Hace poco mencioné cómo Twitter y Facebook habían pasado de ser la nueva ágora política en el siglo XXI a entidades sesgadas que participaron activamente en la reciente elección estadounidense a favor de Joe Biden.
En parte, los creadores y administrativos de las plataformas respondieron a una tremenda presión cultural. Su hábitat -San Francisco, California y sus alrededores- es un dominio del Partido Demócrata. El hecho de que Donald Trump hubiera ganado la presidencia en el 2016 contra toda expectativa gracias a su hábil uso de las plataformas digitales dejó a éstas enfrentadas con su público natural. Desde el punto de vista demócrata, la neutralidad de las plataformas las hacía cómplices de sus adversarios.
El reciente motín en el Capitolio fue un punto de inflexión. Al incitar a sus seguidores a “marchar” contra los senadores de su propio partido, Trump engendró la violencia y deshizo su legado. Al expulsar a Trump de sus redes, Twitter y Facebook ejercieron su derecho legítimo como empresas privadas. No obstante, sus acciones previas contra la campaña del actual presidente -particularmente la censura de noticias acerca de los negocios de Hunter Biden en Ucrania- hacen que, para muchos, su decisión sea sospechosa.
El debate actual debe trascender el asunto del futuro político de Trump, inclusive el de la censura en las redes sociales.
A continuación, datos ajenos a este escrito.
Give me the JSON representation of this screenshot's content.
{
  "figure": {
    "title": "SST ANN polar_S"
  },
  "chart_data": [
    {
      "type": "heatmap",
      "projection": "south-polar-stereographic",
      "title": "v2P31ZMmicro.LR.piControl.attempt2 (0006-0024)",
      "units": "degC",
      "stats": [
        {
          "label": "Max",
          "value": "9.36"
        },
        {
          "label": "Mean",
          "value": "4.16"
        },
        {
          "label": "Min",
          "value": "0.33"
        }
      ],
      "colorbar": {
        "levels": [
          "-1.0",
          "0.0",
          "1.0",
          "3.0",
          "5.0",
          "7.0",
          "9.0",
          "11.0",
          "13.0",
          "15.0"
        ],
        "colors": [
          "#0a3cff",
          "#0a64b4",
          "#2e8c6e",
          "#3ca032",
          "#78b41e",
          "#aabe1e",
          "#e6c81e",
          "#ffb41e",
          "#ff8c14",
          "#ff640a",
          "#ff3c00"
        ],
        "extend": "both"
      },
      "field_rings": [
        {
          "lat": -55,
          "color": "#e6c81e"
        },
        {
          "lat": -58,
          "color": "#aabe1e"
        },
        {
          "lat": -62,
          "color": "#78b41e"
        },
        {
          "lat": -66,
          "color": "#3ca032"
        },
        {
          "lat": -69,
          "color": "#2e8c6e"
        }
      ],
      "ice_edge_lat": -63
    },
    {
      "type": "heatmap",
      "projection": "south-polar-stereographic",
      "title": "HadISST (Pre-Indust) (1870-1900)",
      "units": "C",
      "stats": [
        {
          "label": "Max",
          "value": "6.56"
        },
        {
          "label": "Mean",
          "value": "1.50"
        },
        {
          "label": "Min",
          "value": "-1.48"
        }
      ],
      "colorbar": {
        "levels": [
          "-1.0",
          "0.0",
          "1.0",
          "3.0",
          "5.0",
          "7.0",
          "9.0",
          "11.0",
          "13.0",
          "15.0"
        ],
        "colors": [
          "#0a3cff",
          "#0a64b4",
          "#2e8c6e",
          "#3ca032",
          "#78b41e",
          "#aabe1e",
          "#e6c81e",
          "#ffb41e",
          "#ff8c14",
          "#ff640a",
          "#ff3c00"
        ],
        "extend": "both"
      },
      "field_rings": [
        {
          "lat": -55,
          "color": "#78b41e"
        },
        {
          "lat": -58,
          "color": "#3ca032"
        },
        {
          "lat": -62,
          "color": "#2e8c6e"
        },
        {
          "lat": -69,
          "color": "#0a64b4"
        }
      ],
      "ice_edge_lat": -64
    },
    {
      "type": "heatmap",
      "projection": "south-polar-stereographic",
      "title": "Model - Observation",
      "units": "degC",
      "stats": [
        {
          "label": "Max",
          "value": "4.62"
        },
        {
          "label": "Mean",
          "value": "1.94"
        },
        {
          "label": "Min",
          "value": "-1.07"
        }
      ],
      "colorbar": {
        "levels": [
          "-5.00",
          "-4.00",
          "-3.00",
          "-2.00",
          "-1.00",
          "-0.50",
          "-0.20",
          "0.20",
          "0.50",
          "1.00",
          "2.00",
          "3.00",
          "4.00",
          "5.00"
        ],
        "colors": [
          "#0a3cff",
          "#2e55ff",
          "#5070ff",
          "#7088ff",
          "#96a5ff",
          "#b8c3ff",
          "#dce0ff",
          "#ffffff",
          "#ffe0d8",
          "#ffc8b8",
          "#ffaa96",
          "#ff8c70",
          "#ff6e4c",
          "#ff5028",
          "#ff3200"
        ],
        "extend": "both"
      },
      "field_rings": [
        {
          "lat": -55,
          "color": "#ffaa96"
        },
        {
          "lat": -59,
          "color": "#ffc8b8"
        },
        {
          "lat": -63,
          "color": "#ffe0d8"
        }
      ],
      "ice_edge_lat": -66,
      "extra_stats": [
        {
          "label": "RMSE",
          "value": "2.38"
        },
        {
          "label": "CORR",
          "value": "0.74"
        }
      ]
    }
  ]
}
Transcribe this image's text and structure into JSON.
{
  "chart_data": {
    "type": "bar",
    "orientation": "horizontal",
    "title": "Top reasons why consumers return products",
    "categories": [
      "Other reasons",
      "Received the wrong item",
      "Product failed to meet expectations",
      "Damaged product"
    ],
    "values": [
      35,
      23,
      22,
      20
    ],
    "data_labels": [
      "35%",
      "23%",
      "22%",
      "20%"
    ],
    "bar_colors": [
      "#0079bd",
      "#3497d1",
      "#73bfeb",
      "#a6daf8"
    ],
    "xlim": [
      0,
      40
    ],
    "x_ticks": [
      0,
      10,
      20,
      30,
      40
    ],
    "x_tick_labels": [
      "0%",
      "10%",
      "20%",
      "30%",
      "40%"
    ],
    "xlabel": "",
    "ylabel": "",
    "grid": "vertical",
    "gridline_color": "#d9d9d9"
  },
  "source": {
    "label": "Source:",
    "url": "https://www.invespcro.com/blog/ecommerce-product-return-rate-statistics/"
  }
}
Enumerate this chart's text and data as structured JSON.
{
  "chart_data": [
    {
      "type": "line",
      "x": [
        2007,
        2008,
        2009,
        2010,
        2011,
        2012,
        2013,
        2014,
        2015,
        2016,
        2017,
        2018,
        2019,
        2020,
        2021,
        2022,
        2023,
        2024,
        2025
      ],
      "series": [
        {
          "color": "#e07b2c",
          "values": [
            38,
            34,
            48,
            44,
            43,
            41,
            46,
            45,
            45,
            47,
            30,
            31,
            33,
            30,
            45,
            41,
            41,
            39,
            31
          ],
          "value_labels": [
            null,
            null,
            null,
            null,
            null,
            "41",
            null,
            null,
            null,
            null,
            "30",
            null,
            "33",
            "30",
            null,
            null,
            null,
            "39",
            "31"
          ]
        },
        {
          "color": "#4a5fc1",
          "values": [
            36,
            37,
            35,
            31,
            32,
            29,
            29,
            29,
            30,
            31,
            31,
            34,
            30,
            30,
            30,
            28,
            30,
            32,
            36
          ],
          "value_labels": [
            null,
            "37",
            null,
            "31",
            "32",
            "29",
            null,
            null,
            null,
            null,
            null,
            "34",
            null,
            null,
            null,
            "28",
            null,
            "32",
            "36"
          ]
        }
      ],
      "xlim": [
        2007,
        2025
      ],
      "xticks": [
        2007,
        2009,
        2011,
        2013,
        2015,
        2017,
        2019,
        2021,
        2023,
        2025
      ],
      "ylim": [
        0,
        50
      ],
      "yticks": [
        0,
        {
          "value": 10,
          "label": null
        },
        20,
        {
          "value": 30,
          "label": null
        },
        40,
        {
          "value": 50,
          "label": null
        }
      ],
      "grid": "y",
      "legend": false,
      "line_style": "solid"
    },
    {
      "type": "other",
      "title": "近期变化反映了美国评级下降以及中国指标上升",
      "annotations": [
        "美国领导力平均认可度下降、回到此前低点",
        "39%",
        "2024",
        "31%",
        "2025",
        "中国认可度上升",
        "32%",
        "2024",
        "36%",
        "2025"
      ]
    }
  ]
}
La elección de Trump en el 2016 fue revolucionaria porque, como él mismo admitió, se debió a su comunicación directa con millones de votantes a través de Twitter y otras redes, razón por la cual la reacción de los intermediarios de la información fue tan virulenta. Pero no sólo los viejos medios de comunicación parecieron ser obsoletos; lo mismo ocurrió con el sistema representativo de gobierno.
De hecho, James Madison y los demás fundadores de Estados Unidos decidieron crear una república y no una democracia porque, a raíz de su interpretación de la historia ateniense, ésta última era peligrosa e inestable. Pero, en el siglo XVIII, el funcionamiento de una democracia pura era impensable dada la imposibilidad de que todo ciudadano votara para decidir todo asunto político, ideal al que aspiraron las democracias antiguas.
Madison argumentó que una democracia directa sólo era posible en un Estado muy pequeño, como una pólis antigua. Hoy, la tecnología digital ha eliminado el problema de la distancia; no hay impedimento físico que imposibilite el funcionamiento de una democracia directa en un territorio extenso.
Muchos denuncian a las redes sociales por la degradación del discurso político y los peligrosos niveles de polarización que han creado a través del mundo. El problema real, sin embargo, puede ser sistémico, una especie de incompatibilidad entre el viejo sistema de gobierno y la tecnología corrientemente en uso.
Tal como el Bitcoin y las criptomonedas están causando una inmensa disrupción en el mundo de las finanzas, es posible diseñar sistemas de gobierno mucho más eficientes, transparentes e idóneos para los próximos siglos. En medio del caos es posible discernir la viabilidad de un mundo funcional que prescinda de los políticos.